For half a second I was frightened I might … cry.
'Jenny's dead and only now I see how selfishly I acted.'
There was a pause.
'How?' he asked.
'We were graduating. Jenny had this scholarship to France. When we decided to get married there was never any question. We just knew we'd stay in Cambridge and I'd go to law school. Why?'
There was another silence. Dr London did not speak. So I continued ranting.
'Why the hell did that appear the only logical alternative? My goddamn arrogance! To just assume my life was more important!'
'There were things you couldn't know,' said Dr London.

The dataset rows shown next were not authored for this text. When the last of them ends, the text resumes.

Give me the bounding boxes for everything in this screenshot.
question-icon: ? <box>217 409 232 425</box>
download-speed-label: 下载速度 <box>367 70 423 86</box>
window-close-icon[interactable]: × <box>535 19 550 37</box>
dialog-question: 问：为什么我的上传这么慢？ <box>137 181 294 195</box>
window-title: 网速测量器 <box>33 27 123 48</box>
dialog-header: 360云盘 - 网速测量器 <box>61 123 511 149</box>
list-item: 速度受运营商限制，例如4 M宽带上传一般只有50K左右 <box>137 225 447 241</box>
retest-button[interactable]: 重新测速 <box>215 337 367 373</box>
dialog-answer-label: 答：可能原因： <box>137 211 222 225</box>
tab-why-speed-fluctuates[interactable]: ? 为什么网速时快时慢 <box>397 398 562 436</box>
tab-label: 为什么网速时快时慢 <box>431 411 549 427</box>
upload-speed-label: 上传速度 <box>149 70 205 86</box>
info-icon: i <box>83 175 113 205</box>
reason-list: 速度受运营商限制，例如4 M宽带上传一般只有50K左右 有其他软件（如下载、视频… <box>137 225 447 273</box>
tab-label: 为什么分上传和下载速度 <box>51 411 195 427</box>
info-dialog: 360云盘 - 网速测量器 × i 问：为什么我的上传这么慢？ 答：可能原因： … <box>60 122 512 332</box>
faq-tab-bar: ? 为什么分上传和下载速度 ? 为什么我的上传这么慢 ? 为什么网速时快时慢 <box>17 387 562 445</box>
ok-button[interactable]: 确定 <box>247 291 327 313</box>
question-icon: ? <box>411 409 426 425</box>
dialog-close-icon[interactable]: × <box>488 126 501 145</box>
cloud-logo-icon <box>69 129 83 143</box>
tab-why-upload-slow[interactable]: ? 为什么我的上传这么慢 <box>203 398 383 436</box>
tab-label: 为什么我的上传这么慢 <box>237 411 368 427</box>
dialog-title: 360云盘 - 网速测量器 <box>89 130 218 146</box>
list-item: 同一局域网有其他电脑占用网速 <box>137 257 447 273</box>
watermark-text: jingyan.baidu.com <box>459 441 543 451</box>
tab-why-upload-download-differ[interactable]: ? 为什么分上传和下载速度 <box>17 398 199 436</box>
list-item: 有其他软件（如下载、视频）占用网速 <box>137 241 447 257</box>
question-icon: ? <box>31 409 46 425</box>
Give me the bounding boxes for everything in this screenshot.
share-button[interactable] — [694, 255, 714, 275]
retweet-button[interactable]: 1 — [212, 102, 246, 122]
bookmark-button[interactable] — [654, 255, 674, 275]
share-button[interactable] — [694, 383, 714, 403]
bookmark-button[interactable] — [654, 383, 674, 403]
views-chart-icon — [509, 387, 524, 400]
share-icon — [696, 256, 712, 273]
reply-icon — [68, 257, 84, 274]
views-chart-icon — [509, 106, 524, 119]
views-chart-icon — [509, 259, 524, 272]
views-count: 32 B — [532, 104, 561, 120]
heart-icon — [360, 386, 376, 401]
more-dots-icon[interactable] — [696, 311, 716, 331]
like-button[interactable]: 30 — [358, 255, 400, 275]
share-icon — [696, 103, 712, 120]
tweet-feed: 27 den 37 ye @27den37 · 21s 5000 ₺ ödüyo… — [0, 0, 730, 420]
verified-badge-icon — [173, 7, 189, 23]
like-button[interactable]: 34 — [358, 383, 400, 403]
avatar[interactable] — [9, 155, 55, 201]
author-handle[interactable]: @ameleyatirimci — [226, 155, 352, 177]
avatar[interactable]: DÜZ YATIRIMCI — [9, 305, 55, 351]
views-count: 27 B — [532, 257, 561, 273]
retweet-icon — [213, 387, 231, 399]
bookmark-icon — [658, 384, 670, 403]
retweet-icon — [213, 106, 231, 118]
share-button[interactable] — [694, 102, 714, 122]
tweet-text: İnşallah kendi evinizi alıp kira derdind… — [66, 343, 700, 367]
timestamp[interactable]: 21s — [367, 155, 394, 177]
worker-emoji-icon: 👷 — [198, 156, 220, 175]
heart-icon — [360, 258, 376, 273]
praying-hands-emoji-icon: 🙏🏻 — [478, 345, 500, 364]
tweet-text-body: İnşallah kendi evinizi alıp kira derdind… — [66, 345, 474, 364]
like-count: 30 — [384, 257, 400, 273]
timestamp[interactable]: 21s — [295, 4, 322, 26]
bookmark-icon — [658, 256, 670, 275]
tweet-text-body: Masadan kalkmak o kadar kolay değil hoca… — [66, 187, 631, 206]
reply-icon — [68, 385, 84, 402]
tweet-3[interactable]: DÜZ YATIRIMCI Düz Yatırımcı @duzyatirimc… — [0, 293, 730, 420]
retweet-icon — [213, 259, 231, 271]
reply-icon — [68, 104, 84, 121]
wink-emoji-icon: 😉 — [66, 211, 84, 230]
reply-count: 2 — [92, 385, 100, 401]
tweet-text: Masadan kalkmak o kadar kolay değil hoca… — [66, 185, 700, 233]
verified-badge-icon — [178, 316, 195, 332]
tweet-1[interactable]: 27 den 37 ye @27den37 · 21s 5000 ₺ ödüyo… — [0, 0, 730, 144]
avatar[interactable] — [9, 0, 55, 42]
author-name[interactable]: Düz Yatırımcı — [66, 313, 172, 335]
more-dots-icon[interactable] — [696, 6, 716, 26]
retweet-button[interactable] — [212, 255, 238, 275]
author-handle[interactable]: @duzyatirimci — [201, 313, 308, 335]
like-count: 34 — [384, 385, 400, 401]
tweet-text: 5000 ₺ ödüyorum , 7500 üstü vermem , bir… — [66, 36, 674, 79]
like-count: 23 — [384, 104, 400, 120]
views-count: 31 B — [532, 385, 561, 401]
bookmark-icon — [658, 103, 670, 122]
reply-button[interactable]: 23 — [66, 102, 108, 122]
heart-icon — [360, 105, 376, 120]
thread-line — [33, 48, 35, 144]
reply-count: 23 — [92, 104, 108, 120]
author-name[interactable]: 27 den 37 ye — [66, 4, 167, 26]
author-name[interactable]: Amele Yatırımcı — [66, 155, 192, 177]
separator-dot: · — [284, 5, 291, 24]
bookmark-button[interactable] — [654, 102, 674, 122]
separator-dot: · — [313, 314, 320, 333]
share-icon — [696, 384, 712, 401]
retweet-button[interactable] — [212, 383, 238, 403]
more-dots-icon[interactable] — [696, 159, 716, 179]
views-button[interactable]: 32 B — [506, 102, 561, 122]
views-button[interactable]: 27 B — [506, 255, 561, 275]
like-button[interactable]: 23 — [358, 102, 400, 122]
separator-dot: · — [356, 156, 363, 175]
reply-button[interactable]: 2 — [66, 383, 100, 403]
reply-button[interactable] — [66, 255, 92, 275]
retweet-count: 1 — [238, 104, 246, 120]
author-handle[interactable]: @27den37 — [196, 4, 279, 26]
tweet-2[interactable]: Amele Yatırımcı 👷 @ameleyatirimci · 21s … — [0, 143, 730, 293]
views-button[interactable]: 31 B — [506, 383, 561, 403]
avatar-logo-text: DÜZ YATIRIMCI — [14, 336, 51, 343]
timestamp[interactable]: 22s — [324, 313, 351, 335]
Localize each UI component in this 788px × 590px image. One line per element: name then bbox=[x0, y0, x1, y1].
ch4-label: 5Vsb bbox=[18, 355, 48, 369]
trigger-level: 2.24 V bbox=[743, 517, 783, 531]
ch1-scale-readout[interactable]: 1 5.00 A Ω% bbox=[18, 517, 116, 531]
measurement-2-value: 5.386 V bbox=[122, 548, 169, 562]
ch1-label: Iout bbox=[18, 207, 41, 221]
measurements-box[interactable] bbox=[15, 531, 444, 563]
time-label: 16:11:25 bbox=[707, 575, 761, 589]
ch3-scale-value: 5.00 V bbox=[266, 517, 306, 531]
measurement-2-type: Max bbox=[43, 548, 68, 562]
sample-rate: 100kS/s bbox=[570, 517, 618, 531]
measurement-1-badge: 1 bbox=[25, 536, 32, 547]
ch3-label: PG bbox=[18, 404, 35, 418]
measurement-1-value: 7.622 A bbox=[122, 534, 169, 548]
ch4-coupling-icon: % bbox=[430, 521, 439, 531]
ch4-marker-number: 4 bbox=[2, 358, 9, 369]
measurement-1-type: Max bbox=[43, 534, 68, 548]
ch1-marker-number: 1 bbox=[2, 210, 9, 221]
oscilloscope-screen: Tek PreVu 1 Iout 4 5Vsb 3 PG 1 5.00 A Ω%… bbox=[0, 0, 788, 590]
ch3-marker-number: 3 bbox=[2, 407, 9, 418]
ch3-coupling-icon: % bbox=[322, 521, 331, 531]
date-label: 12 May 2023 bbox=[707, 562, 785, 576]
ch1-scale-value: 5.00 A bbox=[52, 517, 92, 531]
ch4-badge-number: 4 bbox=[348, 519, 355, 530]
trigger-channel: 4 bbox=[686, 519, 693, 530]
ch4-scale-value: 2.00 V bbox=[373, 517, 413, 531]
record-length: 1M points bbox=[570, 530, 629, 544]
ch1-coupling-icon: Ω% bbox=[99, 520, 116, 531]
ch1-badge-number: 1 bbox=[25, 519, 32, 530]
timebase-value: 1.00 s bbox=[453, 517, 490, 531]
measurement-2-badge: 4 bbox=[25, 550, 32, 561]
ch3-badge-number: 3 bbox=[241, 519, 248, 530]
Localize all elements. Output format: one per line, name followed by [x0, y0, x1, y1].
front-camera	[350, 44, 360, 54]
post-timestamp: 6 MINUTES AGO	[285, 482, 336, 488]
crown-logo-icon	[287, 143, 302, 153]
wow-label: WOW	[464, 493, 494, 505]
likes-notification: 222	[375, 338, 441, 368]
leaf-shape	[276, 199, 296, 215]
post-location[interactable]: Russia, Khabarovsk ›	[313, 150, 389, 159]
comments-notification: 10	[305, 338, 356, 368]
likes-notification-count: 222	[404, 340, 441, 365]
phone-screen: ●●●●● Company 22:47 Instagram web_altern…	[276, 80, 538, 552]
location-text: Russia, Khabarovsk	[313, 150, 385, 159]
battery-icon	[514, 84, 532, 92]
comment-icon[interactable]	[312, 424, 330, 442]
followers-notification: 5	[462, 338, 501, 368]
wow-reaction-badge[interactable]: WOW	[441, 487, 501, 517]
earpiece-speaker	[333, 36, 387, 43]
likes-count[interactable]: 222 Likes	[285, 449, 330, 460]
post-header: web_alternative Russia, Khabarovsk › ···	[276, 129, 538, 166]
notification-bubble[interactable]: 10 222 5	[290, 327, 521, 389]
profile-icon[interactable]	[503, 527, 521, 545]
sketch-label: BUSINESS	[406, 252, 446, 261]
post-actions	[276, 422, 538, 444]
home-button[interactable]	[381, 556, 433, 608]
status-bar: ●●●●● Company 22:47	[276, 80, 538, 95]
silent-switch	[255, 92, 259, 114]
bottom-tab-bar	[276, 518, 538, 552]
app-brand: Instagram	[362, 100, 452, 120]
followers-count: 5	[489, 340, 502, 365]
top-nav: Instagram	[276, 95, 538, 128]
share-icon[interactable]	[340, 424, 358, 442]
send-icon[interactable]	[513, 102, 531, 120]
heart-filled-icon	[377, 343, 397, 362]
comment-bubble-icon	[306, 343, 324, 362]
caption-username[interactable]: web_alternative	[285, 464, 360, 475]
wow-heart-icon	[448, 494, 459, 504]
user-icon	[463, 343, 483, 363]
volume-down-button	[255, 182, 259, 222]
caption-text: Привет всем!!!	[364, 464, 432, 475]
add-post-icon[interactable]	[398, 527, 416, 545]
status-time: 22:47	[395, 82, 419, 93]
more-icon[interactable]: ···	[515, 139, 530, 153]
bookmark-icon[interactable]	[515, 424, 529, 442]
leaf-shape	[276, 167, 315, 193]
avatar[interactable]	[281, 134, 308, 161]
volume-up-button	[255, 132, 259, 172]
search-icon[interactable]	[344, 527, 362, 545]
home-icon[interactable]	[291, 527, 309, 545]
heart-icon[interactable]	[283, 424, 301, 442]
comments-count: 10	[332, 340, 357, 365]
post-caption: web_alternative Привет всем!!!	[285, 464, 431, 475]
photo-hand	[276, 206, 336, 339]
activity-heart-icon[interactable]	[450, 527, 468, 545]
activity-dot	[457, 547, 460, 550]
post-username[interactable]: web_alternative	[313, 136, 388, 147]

It was a gauche attempt to mollify my guilt.
'Still I knew — goddammit — that she'd never been to Europe! Couldn't I have gone with her and been a lawyer one year later?'
Maybe he might think this was some ex post facto guilt from reading women's lib material. It wasn't that. I didn't hurt so much from stopping Jenny's 'higher studies', but for keeping her from tasting Paris. Seeing London. Feeling Italy. 'Do you understand?' I asked. There was another pause.
'Are you prepared to spend some time on this?' he asked.
'That's why I came.'
'Tomorrow, five o'clock?'
I nodded. And he nodded. I left.
I walked along Park Avenue to get myself together. And to gear myself for what would lie ahead. Tomorrow we would start the surgery. Incisions in the soul I knew would hurt. I was prepared for that.
I only wondered what the hell I'd find.